IMRAN Khan’s much-publicised Waziristan peace march is over, but it has left many questions unanswered in its wake about the politics behind the move. It would have been understandable if the march was meant to protest against the CIA drone strikes and the collateral damage caused by these illegal actions. But the very connotation of a peace march has confused its objective.

It also raises questions about the PTI’s understanding of the highly complex nature of the conflict and security issues in the tribal areas. US drone strikes and the Taliban’s war against the Pakistani people and the state are two separate issues which Mr Khan tends to confuse.

His statements calling the Taliban stakeholders in peace amount to a cruel joke for the thousands of victims of suicide bombings and terrorism. This policy of appeasement, however, has failed to work with the Taliban who declared Mr Khan “a Westernised secular man”.

But to his credit, Imran Khan has taken a consistent position against the CIA’s controversial drone war in Pakistan’s tribal areas. He indeed represents the sentiments of an overwhelming majority of Pakistanis who see the relentless Predator strikes on their soil as immoral, unethical and inhuman.

There is growing evidence of a large number of civilian casualties despite the claims of precision attacks on high-value targets. The legality of the remote-controlled drones is being increasingly questioned by the United Nations and international human rights organisations.

Indubitably, the PTI’s rally has been successful in further highlighting the insane use of mechanical weapons of destruction to carry out extrajudicial killings. The participation of members of American and other human rights groups in the march also helped draw international attention to the illegal drone campaign. Predictably, the rally was stopped short of its destination of Kotkai village in South Waziristan, but that was just a symbolic point on the map.

The anti-drone campaign, however, cannot be effective without a clear and overarching anti-terrorism policy which Imran Khan has failed to offer. In fact, his sympathy for the Taliban and the so-called jihadists has blurred the focus of his anti-drone campaign and sent a confused message to his own supporters. It is not enough to condemn isolated incidents of terrorism. More important is to draw a clear political and ideological line.

The Taliban and other militant factions are engaged in armed insurgency against the Pakistani state that has nothing to do with the US drone campaign in the tribal areas. The militant violence has killed many more Pakistanis than those who have died in drone attacks and has incurred incalculable economic losses. The militancy presents a much greater threat to the country’s security than do the drones.

South Waziristan, which was supposed to be the destination of the PTI’s peace march, has not been devastated by drone strikes, but hundreds of thousands of tribesmen have been forced to leave their homes in the area as a result of the fighting between Pakistani security forces and the Taliban.

Indeed, the use of military force alone is not the solution to the rising militancy, but it cannot be avoided when the writ of the state is challenged. The military operation in South Waziristan had become unavoidable in 2009 after the Taliban had turned the region into a base for terrorist attacks targeting security installations and civilians. It was from here that the Taliban chief Baitullah Mehsud is believed to have plotted the assassination of Benazir Bhutto.

If he had been allowed to go to Kotkai, once a major training centre for suicide bombers, Imran Khan would have found a deserted place. Its entire population was forced to leave because of the fighting. It has been three years now since the military operation started, but the village is still not safe enough for the inhabitants to return. That may also have been the reason that the rally was not allowed to go beyond Tank, the last post before the tribal territory.

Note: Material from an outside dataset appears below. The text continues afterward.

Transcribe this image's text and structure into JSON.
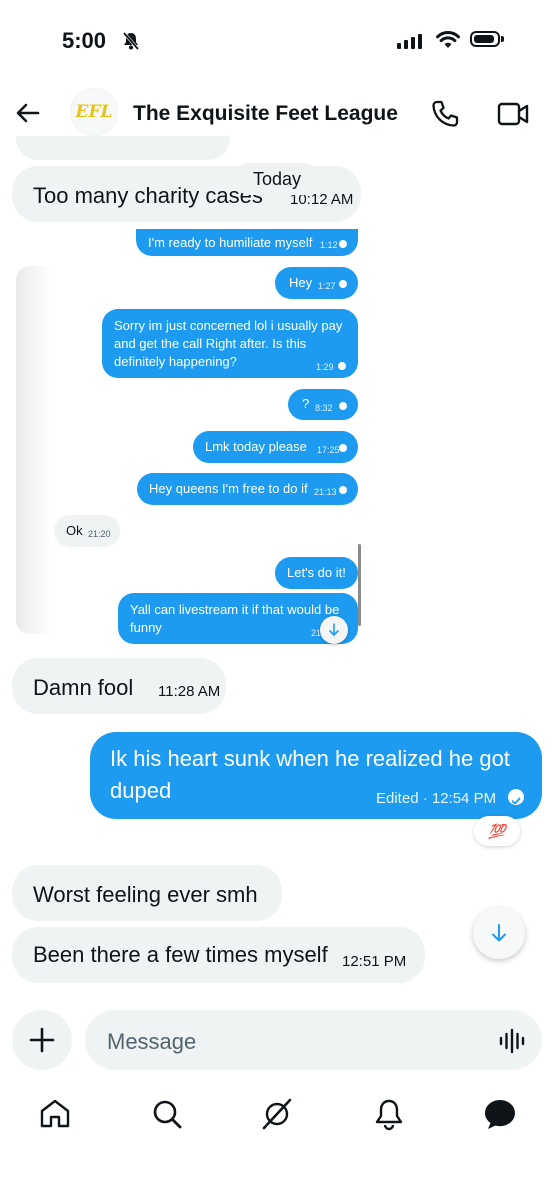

It was soon after a military operation in 2009 that I visited the devastated structure of a building in the centre of Kotkai village which was used to train suicide bombers. Run by Qari Hussain, one of the most ferocious Pakistani Taliban commanders, the centre had produced hundreds of suicide bombers, many of them as young as 10 or 12 years old, who had wreaked havoc in Pakistani cities and killed thousands of innocent women and children. Certainly those responsible for using innocent children as human bombs do not have any stake in peace. Imran Khan in his interviews often supports negotiations with the militants. But past experience has shown that peace deals have only been used by the militants to gain more space and reorganise themselves. The case of Swat, and South and North Waziristan are the biggest examples. Swat was virtually surrendered to the Taliban when the government signed a peace deal with Mullah Fazlullah. The militants were driven out from the region, but the hold of the government is still tentative.

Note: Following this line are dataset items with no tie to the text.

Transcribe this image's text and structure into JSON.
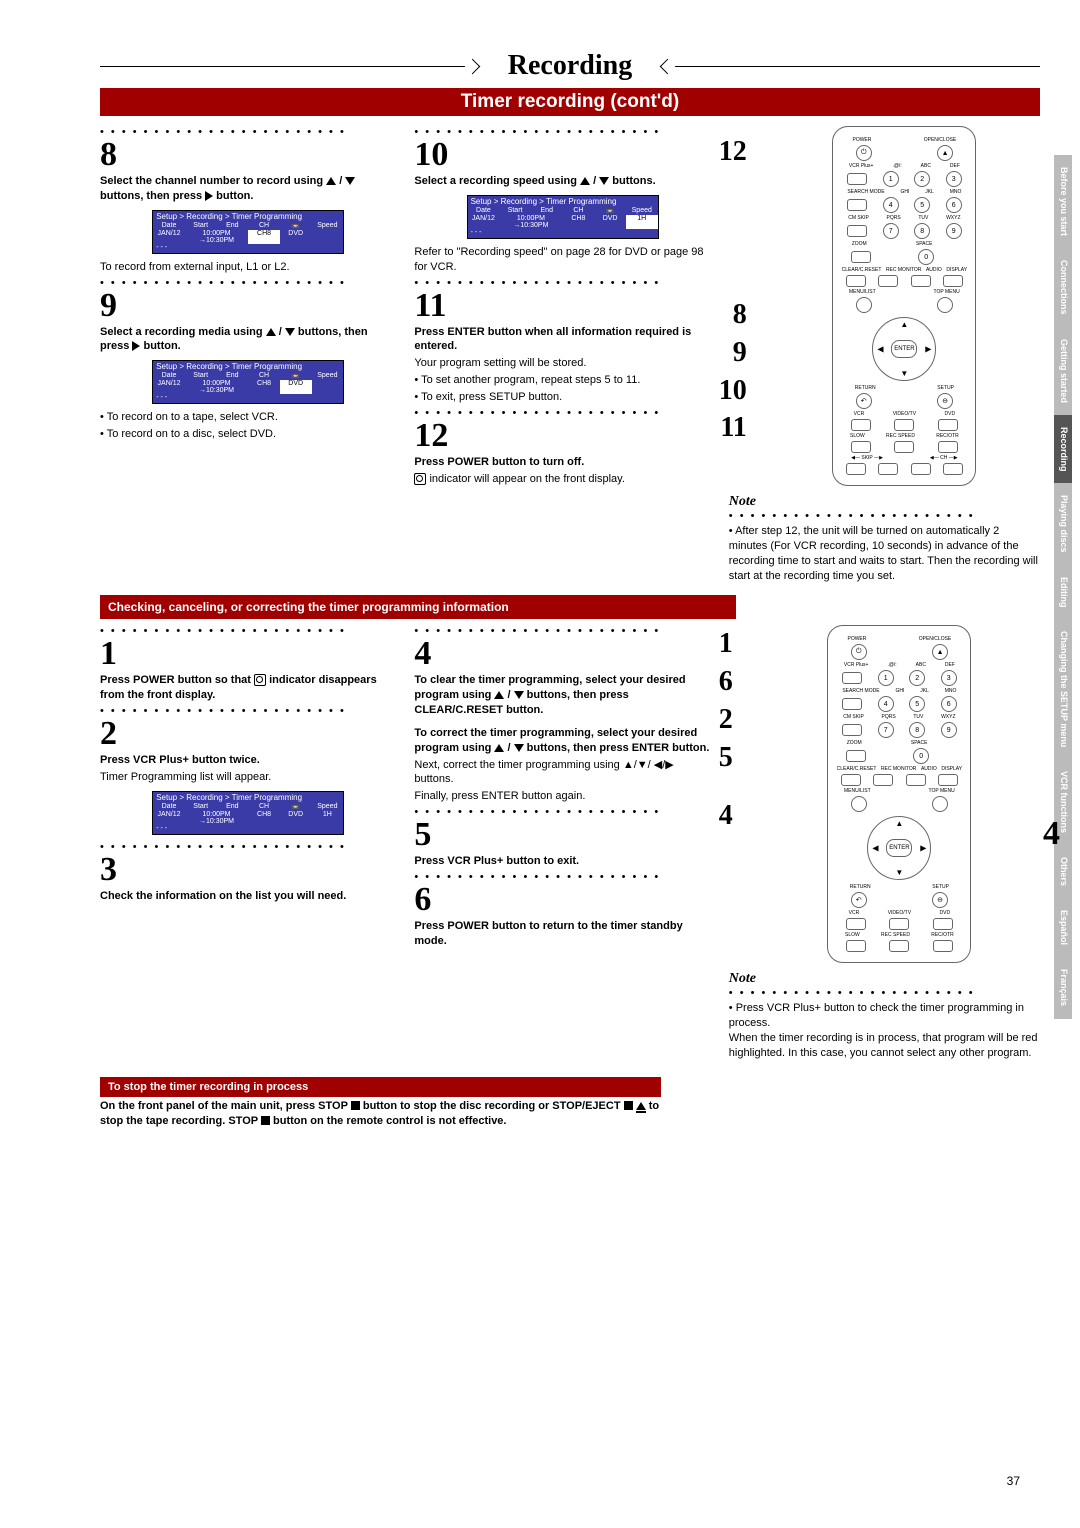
{
  "page_title": "Recording",
  "subtitle": "Timer recording (cont'd)",
  "page_number": "37",
  "tabs": [
    "Before you start",
    "Connections",
    "Getting started",
    "Recording",
    "Playing discs",
    "Editing",
    "Changing the SETUP menu",
    "VCR functions",
    "Others",
    "Español",
    "Français"
  ],
  "setupbox": {
    "header": "Setup > Recording > Timer Programming",
    "cols": [
      "Date",
      "Start",
      "End",
      "CH",
      "📼",
      "Speed"
    ]
  },
  "step8": {
    "num": "8",
    "head1": "Select the channel number to record using ",
    "head2": " / ",
    "head3": " buttons, then press ",
    "head4": " button.",
    "datarow": [
      "JAN/12",
      "10:00PM →10:30PM",
      "CH8",
      "DVD",
      ""
    ],
    "after": "To record from external input, L1 or L2."
  },
  "step9": {
    "num": "9",
    "head1": "Select a recording media using ",
    "head2": " / ",
    "head3": " buttons, then press ",
    "head4": " button.",
    "datarow": [
      "JAN/12",
      "10:00PM →10:30PM",
      "CH8",
      "DVD",
      ""
    ],
    "bul1": "• To record on to a tape, select VCR.",
    "bul2": "• To record on to a disc, select DVD."
  },
  "step10": {
    "num": "10",
    "head1": "Select a recording speed using ",
    "head2": " / ",
    "head3": " buttons.",
    "datarow": [
      "JAN/12",
      "10:00PM →10:30PM",
      "CH8",
      "DVD",
      "1H"
    ],
    "after": "Refer to \"Recording speed\" on page 28 for DVD or page 98 for VCR."
  },
  "step11": {
    "num": "11",
    "head": "Press ENTER button when all information required is entered.",
    "body": "Your program setting will be stored.",
    "bul1": "• To set another program, repeat steps 5 to 11.",
    "bul2": "• To exit, press SETUP button."
  },
  "step12": {
    "num": "12",
    "head": "Press POWER button to turn off.",
    "body": " indicator will appear on the front display."
  },
  "remote_nums_a": [
    "12",
    "8",
    "9",
    "10",
    "11"
  ],
  "note1": {
    "label": "Note",
    "text": "• After step 12, the unit will be turned on automatically 2 minutes (For VCR recording, 10 seconds) in advance of the recording time to start and waits to start. Then the recording will start at the recording time you set."
  },
  "check_header": "Checking, canceling, or correcting the timer programming information",
  "c1": {
    "num": "1",
    "head": "Press POWER button so that",
    "head2": " indicator disappears from the front display."
  },
  "c2": {
    "num": "2",
    "head": "Press VCR Plus+ button twice.",
    "body": "Timer Programming list will appear.",
    "datarow": [
      "JAN/12",
      "10:00PM →10:30PM",
      "CH8",
      "DVD",
      "1H"
    ]
  },
  "c3": {
    "num": "3",
    "head": "Check the information on the list you will need."
  },
  "c4": {
    "num": "4",
    "head1": "To clear the timer programming, select your desired program using ",
    "head2": " / ",
    "head3": " buttons, then press CLEAR/C.RESET button.",
    "head4": "To correct the timer programming, select your desired program using ",
    "head5": " / ",
    "head6": " buttons, then press ENTER button.",
    "body1": "Next, correct the timer programming using ▲/▼/ ◀/▶ buttons.",
    "body2": "Finally, press ENTER button again."
  },
  "c5": {
    "num": "5",
    "head": "Press VCR Plus+ button to exit."
  },
  "c6": {
    "num": "6",
    "head": "Press POWER button to return to the timer standby mode."
  },
  "remote_nums_b": [
    "1",
    "6",
    "2",
    "5",
    "4"
  ],
  "remote_call_4": "4",
  "note2": {
    "label": "Note",
    "text": "• Press VCR Plus+ button to check the timer programming in process.\nWhen the timer recording is in process, that program will be red highlighted. In this case, you cannot select any other program."
  },
  "stop_header": "To stop the timer recording in process",
  "stop_body1": "On the front panel of the main unit, press STOP ",
  "stop_body2": " button to stop the disc recording or STOP/EJECT ",
  "stop_body3": " to stop the tape recording. STOP ",
  "stop_body4": " button on the remote control is not effective."
}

A major question is how one can negotiate with those who seek to impose their retrogressive ways on the population through brute force. How can the state reconcile with the forces of fanaticism that are bombing schools and beheading those who do not subscribe to their obscurantist worldview? Their campaign against immunisation has put hundreds of thousands of children in Fata and areas of Khyber Pakhtunkhwa at risk of polio and other diseases.

It is not the drones that are responsible for the rise of this regressive mindset and violent extremism in the country. It is a grave mistake to link the two. The drone strikes are now limited to North Waziristan which has also become the main hub of foreign fighters and Pakistani militants. While opposing the use of drones, one must not lose sight of the threat posed to regional security by militant sanctuaries in the area.

The writer is an author and journalist.